Cathy Sugahara, who works as a teacher's aide and an A+ assistant at Kilauea School, breathed a sigh of relief to learn she wouldn't be losing her income. "That's our grocery money," she said.



Star-Bulletin writers Joan Conrow, Gary Kubota
and Rod Thompson contributed to this report.


Teachers find lessons in long wait

By Jean Christensen
Star-Bulletin

At McKinley High School, English teacher Amy Berglund stayed into the evening yesterday to do a final tidying of her classroom, lined with a cheerful clutter accumulated over more than 30 years of teaching.

A veteran of the 1973 strike, Berglund said she reluctantly crossed the picket line midway through that stoppage to help pay her mother's nursing home bills.

"I wish I hadn't, even though I had to then," she said. "There were teachers that never spoke to me from that day on."

If teachers had gone on strike today, Berglund was prepared to be a fixture on the picket line.

"I'm not militant, I don't think. I just feel that this is a time when we're not being treated fairly," she said yesterday. "It's the lack of a contract that I think has solidified the intent of the teachers. It's like being a day laborer and having to go each day without knowing if you'll have a job tomorrow. It's unconscionable to let it go on for two years."

As negotiations continued into the night, Nancy Major crafted picket signs. Although she was ready to go on strike, she said her second-grade students at Waialae Elementary School didn't want her to.

"We've been talking about how this is what grown-ups sometimes do when they're trying to work out their problems," Major said.

McKinley High world history teacher April Nakamura went straight to work on her picket sign after the final bell rang yesterday afternoon. Two students came by to offer their support.

"This will be a whole lesson in itself," Nakamura said.
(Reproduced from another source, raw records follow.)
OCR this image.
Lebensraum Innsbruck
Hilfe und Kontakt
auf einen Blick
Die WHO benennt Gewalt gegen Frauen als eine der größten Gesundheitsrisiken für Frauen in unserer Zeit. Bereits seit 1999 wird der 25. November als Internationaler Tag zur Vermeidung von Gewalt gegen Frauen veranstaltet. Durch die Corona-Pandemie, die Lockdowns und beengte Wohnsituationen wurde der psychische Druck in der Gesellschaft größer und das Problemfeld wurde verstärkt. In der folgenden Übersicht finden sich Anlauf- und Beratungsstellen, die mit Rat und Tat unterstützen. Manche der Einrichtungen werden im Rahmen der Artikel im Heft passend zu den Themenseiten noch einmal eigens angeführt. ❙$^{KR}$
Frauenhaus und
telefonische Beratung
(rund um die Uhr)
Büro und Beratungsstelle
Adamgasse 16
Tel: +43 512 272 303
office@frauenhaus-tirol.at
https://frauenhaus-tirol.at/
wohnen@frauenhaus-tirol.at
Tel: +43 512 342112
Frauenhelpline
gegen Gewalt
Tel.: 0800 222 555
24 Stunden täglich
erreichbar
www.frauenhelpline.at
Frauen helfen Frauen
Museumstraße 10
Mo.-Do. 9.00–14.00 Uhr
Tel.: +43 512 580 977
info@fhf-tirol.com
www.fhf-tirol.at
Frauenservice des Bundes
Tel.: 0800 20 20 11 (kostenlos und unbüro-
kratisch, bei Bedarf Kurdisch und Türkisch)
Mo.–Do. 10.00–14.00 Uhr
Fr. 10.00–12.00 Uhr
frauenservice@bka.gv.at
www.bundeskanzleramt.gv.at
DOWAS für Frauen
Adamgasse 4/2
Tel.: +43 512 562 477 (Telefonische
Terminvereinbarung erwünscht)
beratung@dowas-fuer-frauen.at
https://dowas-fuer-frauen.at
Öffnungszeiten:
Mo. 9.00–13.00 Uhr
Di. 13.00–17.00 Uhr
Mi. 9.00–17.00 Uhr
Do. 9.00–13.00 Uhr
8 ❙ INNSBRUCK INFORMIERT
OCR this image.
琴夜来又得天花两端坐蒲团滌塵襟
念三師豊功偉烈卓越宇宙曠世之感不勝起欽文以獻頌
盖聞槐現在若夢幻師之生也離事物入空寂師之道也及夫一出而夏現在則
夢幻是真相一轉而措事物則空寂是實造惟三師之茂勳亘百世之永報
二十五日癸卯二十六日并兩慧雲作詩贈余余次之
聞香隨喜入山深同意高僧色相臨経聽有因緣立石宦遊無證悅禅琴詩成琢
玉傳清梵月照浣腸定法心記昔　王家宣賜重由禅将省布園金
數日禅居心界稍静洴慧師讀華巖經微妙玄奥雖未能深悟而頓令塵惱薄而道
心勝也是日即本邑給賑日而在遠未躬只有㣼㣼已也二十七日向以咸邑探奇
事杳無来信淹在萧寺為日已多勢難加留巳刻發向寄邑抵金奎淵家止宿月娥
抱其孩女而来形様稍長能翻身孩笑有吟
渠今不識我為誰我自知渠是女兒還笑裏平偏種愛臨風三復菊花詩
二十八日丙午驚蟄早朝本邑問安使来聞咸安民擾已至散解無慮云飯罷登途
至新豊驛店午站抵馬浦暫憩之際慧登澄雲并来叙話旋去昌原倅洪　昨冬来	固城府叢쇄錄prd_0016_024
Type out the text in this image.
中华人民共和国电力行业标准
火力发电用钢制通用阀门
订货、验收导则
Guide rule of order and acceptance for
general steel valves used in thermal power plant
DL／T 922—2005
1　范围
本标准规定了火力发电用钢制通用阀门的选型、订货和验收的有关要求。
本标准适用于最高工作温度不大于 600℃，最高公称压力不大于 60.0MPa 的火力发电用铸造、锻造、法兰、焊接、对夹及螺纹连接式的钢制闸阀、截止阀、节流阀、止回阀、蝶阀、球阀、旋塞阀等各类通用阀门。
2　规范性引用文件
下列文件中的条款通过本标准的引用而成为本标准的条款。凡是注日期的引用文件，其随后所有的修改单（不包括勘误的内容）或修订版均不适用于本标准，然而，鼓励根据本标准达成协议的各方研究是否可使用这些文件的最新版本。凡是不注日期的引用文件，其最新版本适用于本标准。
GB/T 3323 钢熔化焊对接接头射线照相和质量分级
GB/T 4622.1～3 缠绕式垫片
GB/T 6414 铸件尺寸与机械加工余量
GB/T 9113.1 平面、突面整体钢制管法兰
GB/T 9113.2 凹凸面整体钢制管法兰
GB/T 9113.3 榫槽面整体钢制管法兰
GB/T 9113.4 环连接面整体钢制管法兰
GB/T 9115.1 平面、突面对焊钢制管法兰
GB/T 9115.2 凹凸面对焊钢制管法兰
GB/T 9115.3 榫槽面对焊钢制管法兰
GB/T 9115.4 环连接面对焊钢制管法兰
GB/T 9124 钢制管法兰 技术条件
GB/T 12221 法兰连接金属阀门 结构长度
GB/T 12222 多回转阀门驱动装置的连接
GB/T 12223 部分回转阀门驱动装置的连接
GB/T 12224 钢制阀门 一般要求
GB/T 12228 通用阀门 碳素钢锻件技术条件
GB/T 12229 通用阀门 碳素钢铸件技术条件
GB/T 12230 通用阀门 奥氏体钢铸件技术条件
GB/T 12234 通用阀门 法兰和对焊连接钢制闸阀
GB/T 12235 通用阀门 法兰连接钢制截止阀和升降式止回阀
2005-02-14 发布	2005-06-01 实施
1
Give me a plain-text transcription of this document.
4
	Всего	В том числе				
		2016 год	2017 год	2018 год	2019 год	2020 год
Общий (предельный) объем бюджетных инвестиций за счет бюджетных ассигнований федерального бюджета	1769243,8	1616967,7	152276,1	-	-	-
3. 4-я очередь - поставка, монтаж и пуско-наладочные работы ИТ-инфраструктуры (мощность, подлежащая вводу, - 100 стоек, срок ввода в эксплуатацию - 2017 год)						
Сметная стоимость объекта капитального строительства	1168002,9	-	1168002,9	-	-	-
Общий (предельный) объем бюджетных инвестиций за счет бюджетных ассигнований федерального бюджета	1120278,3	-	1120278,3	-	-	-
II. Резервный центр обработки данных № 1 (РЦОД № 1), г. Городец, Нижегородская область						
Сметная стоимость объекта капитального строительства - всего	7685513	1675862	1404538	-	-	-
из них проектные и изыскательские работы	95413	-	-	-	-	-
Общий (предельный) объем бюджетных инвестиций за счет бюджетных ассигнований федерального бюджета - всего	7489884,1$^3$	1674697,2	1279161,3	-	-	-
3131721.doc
"They're learning a lot about government and what it takes to get things done."

While teachers prepared to picket, most parents prepared to enlist grandparents, aunties, uncles and professionals for child care help.

But families of severely handicapped students wondered how they would cope if schools were closed because of a strike.

"I don't know a family who could tell you a plan, because there can be no plan," said Lyle Moody, whose 16-year-old son Marc is deaf, blind and severely mentally handicapped.

Marc attends Pohukaina School, a stand-alone school for the severely disabled on the Kaimuki Intermediate campus.

Moody, a contractor, was prepared to lose income in order to stay home with his son for the duration of a strike.

He said he had no alternative. The Hawaii Labor Relations Board on Tuesday rejected the state's request to categorize special education teachers of high-risk students such as Marc as "essential workers" who legally could not strike.

The board declared only nine teachers at the Hawaii Center for the Deaf and Blind as essential, ordering them to report to work in the event of a strike.

Child care centers will not accept Marc and do not have the resources to care for him, Moody said.

Marc "lives for school," his father said. "He waits for the bus. On the weekend he doesn't know what to do because he's in a routine, and if you break the routine, it confuses him and he regresses."